Penny Arcade Penny Arcade's response to people offended by the "Dickwolves" comic
While I was waiting on my drink I noticed a woman walk past the restaurant wearing a Kroger uniform. She was obviously heading home after her shift. She was my age, maybe a little older, slight, pretty in a girl-next-door sort of way with frizzy hair and some rather impressively thick glasses I thought were adorable. I didn't think much about her beyond simply noticing her before being distracted to pay for my soda. Once accomplished, I started walking the same direction she was going on my way back to work.
I wasn't really thinking of anything in particular... just letting the wheels of writing turn in my head while I zoned out. I was brought back into focus when I realized I was about to walk right into the woman in front of me, who apparently didn't have as fast a gait as I did. She turned around startled just as I observed to myself, "It's probably not a good idea to give off the appearance of a man sneaking up behind a woman. That's a little rape-y."

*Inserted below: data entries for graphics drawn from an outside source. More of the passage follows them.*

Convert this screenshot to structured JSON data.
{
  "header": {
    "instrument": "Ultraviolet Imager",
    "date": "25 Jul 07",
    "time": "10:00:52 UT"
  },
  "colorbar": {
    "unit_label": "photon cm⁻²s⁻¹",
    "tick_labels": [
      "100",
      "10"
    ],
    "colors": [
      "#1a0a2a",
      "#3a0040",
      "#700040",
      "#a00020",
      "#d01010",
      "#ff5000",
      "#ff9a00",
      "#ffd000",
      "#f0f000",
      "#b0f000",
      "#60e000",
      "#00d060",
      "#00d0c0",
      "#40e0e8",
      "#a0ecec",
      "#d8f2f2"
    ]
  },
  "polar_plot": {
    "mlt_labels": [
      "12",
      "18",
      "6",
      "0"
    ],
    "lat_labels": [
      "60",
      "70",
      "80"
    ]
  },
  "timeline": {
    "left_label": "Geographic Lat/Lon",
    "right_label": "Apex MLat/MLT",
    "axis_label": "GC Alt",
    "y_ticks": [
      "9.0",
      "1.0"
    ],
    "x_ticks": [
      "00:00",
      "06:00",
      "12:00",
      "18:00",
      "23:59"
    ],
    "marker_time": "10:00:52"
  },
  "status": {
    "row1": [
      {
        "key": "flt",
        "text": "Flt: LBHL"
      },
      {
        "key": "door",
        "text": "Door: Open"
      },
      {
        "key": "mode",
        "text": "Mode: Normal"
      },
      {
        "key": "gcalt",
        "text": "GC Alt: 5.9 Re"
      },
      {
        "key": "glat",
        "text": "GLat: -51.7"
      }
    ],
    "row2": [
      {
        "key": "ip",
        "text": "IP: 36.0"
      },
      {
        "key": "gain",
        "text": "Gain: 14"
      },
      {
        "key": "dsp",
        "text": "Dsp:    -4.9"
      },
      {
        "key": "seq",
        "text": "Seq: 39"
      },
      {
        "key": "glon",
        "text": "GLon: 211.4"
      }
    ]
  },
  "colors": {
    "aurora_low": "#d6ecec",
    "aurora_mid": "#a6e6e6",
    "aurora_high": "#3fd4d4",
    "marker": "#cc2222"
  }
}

She didn't scream or whip out a can of Mace or anything, and I smiled a little and held up my cup as a sort of, "Would a rapist have such an improbably large drink?" gesture. She somewhat hesitantly returned my smile, but immediately moved sidewise into a nearby parking lot away from the shadow of the trees and the line of bushes that grew along the sidewalk. Every bit of body language screamed, "I'm sorry, but I'm scared of you."
I just nodded, still smiling, and walked on ahead of her toward my door.
There's a recurring motif I find when I masochistically peruse Men's Rights blogs, and that it is somehow worse to have someone be worried that you might be a rapist than to actually be afraid of being raped. More than that, but that such a fear is proof of a woman's blatant hatred of men, and that it constitutes discrimination and attack.
I'm not going to pretend that a part of me deep down wasn't thinking about saying something along the lines of, "Jeez, lady, lighten up." After all, I was just a man with a drink walking down the street minding my own business and thinking the least rape-like of thoughts. Suddenly there's some woman treating me like a criminal.
Yeah, there's a bit of me that felt that way, but there's a bigger part of me that truly understands the concept of privilege. The Men's Right crowd likes to call what I feel guilt. I feel guilty that some men rape woman. I feel guilty that some men have taken advantage of women in a variety of ways over the course of history. In short, because men are this perfectly united and homogeneous group with absolutely no dissension among us, I must be assuming that the work of criminals among my "class" should speak ill of me personally.